A friend of mine brought his laptop to me, in hopes that I might retrieve the files that were infected by ransomware. Given that ransomware used to encrypt the files is something called CrypMIC, which remains to be unfixable to this date, I was thinking what are my options with this computer.
I've read that there is a small possibility to retrieve a small percentage of files through file recovery software, but this could probably recover thousands of files and it'd probably take days to browse through these, to get the actual photos or documents my friend would actually want.
I'm wondering if there are any tricks or tips that might help me sort through tons of files effectively?
Then I've been thinking that there is a slight possibility that this particular ransomware, CrypMIC, could be fixed some day. It could be a few months, could be years. Given that, in these days, the price of 1GB for hard drives isn't that large anymore, is it possible to just backup the whole drive somewhere, I don't know, in an ISO, RAR or whatever format?
If it's possible, how would one actually do it?
And if I could actually transfer this huge ISO, RAR somewhere for the future, say on another partition or external HDD, are there any dangers behind it? Say I'd put this ISO, RAR, to another partition, leave it here, start installing new Windows and let my friend continue using his computer, would the ISO/RAR be able to infect the newly installed Windows on other partition and the files downloaded there?
Or if I'd backup the ISO/RAR on the external HDD and connect this to another computer, would it get infected?
Then final question - what mechanisms could I use, which programs could I use, how could I limit the operating system and the rights, so that my friend, his wife, kids, wouldn't mess up the computer again. Are there any possibilities to ask for the password every time someone would install software. Would that even help? I mean, kids want to install games too, so they'd have to ask for the password every time, and I'm not sure how comfortable that'd be.
I haven't really thought about those things, when I've installed Windows for my other acquaintances. I haven't limited anything, so they have full permissions to do everything. All I've done, has been installing listed programs people have told me, anti-virus software (I've installed Comodo). So I'm wondering what are my options, when I'm installing new Windows for him?

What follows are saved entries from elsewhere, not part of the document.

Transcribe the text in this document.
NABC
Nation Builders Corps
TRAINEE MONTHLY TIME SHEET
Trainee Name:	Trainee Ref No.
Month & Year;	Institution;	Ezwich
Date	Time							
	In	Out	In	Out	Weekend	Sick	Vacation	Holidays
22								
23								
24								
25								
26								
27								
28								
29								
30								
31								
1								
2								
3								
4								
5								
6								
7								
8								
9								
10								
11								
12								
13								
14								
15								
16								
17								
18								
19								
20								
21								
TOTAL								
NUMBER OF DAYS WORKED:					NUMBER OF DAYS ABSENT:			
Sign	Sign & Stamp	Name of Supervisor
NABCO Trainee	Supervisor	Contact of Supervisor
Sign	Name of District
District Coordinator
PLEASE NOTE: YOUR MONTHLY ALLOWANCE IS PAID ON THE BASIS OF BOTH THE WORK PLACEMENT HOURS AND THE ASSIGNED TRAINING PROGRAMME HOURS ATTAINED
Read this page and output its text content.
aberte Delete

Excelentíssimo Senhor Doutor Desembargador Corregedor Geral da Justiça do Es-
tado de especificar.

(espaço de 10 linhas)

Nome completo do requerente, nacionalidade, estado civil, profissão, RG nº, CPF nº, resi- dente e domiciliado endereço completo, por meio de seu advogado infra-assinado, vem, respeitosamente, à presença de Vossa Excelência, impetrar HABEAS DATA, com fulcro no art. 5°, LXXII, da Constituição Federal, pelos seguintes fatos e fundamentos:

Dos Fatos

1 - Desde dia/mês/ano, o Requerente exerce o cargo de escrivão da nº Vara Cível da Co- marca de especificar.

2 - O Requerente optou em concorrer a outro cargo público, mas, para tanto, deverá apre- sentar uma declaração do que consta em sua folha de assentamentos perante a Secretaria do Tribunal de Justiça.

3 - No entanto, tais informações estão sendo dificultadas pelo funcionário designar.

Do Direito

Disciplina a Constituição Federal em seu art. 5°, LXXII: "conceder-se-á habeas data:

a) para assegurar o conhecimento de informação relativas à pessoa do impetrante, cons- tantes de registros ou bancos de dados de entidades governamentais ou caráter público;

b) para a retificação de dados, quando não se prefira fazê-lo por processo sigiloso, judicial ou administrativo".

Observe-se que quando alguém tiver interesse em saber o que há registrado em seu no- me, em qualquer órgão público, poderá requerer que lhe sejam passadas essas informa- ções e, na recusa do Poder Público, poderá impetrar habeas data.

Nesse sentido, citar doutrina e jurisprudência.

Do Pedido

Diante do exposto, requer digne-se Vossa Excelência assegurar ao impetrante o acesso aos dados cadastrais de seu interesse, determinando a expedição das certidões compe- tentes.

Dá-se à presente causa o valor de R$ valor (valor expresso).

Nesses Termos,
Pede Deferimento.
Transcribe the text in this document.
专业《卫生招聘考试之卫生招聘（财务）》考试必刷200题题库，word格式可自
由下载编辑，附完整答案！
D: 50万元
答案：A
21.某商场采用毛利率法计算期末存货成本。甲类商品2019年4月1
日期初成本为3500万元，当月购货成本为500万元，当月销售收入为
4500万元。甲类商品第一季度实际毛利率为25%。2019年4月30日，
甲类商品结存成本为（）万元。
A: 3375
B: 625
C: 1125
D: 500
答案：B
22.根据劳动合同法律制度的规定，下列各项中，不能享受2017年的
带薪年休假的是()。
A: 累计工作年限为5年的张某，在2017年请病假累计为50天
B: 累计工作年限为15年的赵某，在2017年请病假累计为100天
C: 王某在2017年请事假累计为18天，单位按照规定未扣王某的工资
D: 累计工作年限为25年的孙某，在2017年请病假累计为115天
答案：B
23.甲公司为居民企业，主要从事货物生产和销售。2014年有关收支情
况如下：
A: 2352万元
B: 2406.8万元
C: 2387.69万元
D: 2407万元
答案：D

So a wall of text above, but I'll try to summarise it.
1) Computer is infected with unfixable ransomware. File recovery has reportedly given somewhat good results, getting a small percentage of the files encrpyed, back. Then again, going through tons of files, would be a pain. Are there any tools/tips that'd help me sorting, browsing through those files? Or should I just let him do it? Should I just copy the recovered files to an external HDD? Then again, wouldn't those recovered files infect the external HDD?
2) Are there any tools, that'd help me packing the whole system into one ISO/RAR, so that if some day in the future, a fix will be made for CrypMIC, I could just use the ISO/RAR, apply the fix on it, and he could get all his files back? I'd appreciate a step-by-step guide.
3) If there actually is a possibility to make one giant ISO/RAR, would the viruses, ransomware spread through this ISO/RAR to a newly installed system, if it'd sit on an external HDD or another partition?
4) What should I keep in mind, when I'm installing the new Windows? I'd also appreciate a guide on this too, or even a video, that'd show me, if there's any tips, on where and what should I limit. So that he wouldn't come back to me in a few years, telling me, that his system has been infected again with ransomware, or any sort of virus. Of course I'll tell him to regularly backup.